Under the motion put forward by New Democrat House leader Peter Julian Monday, Scheer would have been able to make Calandra answer the question — or at least do a decent impression of someone answering the question, rather than ignoring it entirely in favour of attacking the NDP position on Israel.
Even if the NDP motion were to pass, however, the application of new rules would depend on a Speaker eager to lay down the law, something Canadian Speakers have, historically, been reluctant to do.
Here, then, are three suggestions on how to encourage a more activist role, while simultaneously making it more likely that future holders of the position will be ready to crack the whip.
1. Require Speakers to resign from caucus and party
In one sense, this would simply make mandatory what has, for the last two decades, been standard practice — at least as far as weekly caucus meetings and other such purely political duties go.
But this would go farther: those who hope to become Speaker would do so knowing that, should they win the confidence of their Commons colleagues, they would be obliged to take a pass on any number of outside events, from party conventions to local federal funding announcements.
They would, for all intents and purposes, truly become servants of the House. And while such a move would almost certainly result in fewer names on the ballot, it would ensure those who remained were fully aware of the sacrifice required.
When an election begins, it would be up to the Speaker's former party to determine whether to allow rejoining the team for the campaign; otherwise, the Speaker would have to run as an Independent, although almost certainly with a higher profile than is the case for most non-cabinet candidates.

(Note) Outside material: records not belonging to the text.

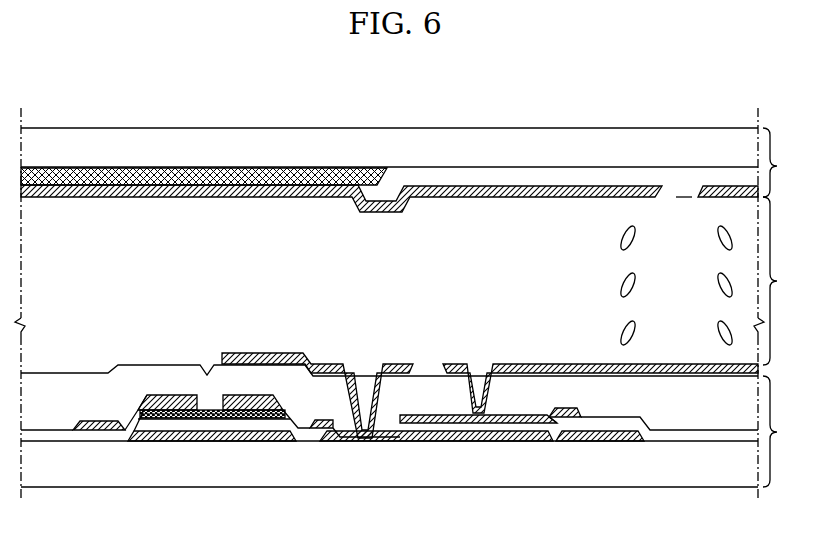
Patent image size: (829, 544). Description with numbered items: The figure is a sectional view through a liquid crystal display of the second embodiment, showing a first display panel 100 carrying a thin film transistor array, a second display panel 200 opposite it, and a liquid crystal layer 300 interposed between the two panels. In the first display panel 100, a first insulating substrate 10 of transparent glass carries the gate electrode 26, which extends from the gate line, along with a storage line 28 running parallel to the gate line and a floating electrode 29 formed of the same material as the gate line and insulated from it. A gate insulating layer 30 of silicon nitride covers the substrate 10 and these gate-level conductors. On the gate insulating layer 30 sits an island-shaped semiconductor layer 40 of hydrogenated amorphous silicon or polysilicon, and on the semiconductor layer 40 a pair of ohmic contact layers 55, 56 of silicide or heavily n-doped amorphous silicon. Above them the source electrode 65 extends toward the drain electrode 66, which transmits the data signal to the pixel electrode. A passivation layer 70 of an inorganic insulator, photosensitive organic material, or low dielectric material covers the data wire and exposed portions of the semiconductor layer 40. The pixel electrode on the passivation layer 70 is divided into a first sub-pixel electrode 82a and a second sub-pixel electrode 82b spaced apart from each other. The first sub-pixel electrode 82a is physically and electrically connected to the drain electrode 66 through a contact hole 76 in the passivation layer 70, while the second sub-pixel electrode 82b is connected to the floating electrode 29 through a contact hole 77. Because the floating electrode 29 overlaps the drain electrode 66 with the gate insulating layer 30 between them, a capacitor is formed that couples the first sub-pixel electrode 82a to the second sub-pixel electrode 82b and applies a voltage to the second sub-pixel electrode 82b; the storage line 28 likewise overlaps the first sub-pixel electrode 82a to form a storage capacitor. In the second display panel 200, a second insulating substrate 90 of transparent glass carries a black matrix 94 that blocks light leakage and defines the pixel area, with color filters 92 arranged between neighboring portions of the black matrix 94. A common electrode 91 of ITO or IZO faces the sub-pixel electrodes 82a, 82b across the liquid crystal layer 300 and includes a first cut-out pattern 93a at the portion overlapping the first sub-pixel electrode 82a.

The first insulating substrate 10 is at (713, 455).
The gate electrode 26 is at (267, 441).
The storage line 28 is at (592, 443).
The floating electrode 29 is at (332, 441).
The gate insulating layer 30 is at (453, 415).
The semiconductor layer 40 is at (150, 441).
The ohmic contact layer 55 is at (182, 441).
The ohmic contact layer 56 is at (233, 441).
The source electrode 65 is at (160, 441).
The drain electrode 66 is at (250, 441).
The passivation layer 70 is at (668, 418).
The contact hole 76 is at (486, 347).
The contact hole 77 is at (361, 347).
The first sub-pixel electrode 82a is at (513, 374).
The second sub-pixel electrode 82b is at (380, 392).
The second insulating substrate 90 is at (727, 160).
The common electrode 91 is at (521, 190).
The color filters 92 is at (433, 182).
The first cut-out pattern 93a is at (683, 196).
The black matrix 94 is at (311, 168).
The first display panel 100 is at (787, 431).
The second display panel 200 is at (787, 162).
The liquid crystal layer 300 is at (714, 281).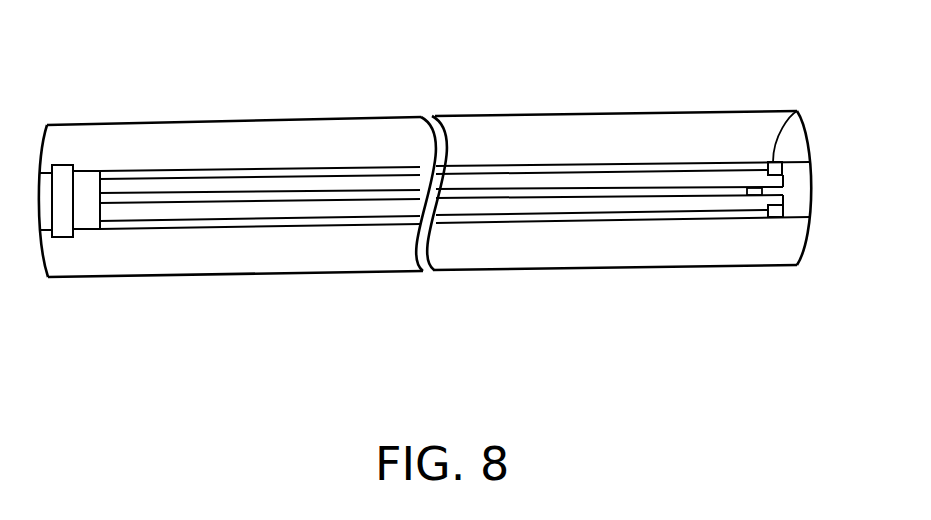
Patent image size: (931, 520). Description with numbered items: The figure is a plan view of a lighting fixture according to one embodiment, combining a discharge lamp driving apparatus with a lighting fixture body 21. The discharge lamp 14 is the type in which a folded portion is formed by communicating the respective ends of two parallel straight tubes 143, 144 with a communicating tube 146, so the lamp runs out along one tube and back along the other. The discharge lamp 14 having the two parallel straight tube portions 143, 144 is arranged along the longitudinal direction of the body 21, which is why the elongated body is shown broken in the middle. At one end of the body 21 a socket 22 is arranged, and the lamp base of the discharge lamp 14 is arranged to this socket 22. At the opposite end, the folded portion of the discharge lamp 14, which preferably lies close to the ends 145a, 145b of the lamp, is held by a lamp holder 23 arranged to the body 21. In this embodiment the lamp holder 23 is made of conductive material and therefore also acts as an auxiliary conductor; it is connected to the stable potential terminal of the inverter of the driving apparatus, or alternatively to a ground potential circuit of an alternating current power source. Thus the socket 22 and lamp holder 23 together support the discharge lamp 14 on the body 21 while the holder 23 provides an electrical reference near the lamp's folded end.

In most cases, however, it's likely the party would happily allow a once-and-future Speaker to carry its colours, even if he or she intended to run again as Commons referee. It would be up to the individual to decide just how partisan to be on the campaign trail.
2. Authorize monetary penalties
This isn't a new proposal, but one still worthy of consideration, as it would add another arrow to the Speaker's disciplinary quiver.

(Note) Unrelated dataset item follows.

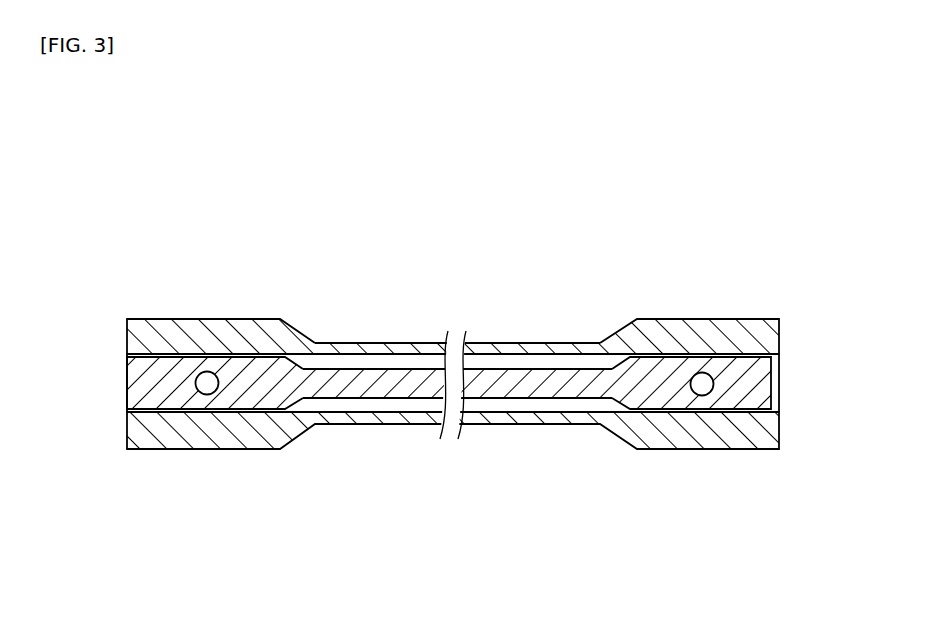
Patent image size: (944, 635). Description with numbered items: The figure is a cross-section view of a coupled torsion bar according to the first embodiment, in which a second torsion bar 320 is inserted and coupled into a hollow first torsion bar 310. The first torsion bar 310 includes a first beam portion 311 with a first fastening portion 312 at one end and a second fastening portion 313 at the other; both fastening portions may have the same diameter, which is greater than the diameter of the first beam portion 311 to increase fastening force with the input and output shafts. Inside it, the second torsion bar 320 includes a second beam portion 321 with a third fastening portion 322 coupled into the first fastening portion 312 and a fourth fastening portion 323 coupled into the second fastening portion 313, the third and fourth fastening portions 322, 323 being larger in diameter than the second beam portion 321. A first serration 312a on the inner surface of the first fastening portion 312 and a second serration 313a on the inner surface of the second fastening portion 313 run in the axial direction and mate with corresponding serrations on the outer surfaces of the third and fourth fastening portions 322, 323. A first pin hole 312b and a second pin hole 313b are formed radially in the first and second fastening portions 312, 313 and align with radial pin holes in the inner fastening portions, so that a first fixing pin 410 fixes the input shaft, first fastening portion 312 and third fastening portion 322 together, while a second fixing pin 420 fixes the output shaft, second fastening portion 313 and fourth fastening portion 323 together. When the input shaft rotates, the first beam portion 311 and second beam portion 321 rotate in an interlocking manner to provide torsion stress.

It wouldn't replace the name-and-shame protocol currently in place, albeit so rarely employed it is largely theoretical. But it could be enforced in a manner that would prolong the hoped-for embarrassment, thus serving as an even more powerful motivator.
Even if the fines were purely symbolic — $25 for an over-the-top heckle, say, with a sliding scale for repeat offenders — it could still require an MP to come forward to the Bar of the House and hand over cash, cheque or money order. The spectacle of such penance — and the prospect of one's constituents tuning into the inevitable YouTube clip — might be something MPs would seek to avoid.

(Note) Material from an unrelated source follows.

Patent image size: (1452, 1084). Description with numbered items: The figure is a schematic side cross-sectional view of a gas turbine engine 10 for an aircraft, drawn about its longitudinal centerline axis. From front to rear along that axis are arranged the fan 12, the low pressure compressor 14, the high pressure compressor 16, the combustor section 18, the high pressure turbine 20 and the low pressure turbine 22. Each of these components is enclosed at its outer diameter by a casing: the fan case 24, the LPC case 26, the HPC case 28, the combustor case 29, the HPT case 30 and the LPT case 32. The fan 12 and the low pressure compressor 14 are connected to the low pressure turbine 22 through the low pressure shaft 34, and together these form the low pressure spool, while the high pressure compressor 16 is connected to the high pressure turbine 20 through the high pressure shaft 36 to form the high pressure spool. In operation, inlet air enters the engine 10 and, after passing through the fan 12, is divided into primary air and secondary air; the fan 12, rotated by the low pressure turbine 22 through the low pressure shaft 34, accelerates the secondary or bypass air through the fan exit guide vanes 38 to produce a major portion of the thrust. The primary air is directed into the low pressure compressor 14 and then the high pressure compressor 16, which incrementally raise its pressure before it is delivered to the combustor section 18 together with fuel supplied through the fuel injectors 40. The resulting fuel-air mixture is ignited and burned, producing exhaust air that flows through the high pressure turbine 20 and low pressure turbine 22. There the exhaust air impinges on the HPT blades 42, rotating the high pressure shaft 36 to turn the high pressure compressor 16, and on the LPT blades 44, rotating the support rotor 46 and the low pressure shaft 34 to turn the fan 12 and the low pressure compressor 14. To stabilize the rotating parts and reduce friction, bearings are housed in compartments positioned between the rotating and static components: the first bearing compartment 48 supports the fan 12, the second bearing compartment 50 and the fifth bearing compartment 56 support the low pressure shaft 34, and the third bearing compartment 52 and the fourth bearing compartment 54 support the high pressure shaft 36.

It could also reduce the Speaker's reluctance to take action against off-mic antics, by providing an alternative punishment for misbehaviour that doesn't meet the threshold required to kick an MP out of the chamber.
3. Elect Speakers per session, not per Parliament
Under the current system, the only way to forcibly remove a Speaker mid-Parliament is through a vote of the House of Commons — a move so extreme only a handful of examples can be dredged up from the procedural archives.
Once elected, it is effectively impossible to hold a Speaker accountable to the House. Their rulings cannot be appealed, nor their actions or reactions publicly criticized without risking a contempt charge.
Holding a new election at the start of each new session, and not just at the opening of a new Parliament, would virtually guarantee MPs would have at least one opportunity to render a collective verdict on the Speaker's performance midway through a parliamentary term.
(The rule could even include a proviso that an election be held not more than three years from the start of a new Parliament, on the off chance a particular government doesn't get around to proroguing the House.)
That would ensure a Speaker remains keenly aware of the need to maintain the confidence of MPs should he or she want to keep the job.
Election would be by secret ballot, to encourage MPs to vote their conscience and not along party lines, without fear of repercussion after a Speaker's regime is renewed — or terminated.
It would let the House, as a whole, decide whether to reaffirm that confidence or withdraw it within the life of a Parliament, rather than waiting until after the next election.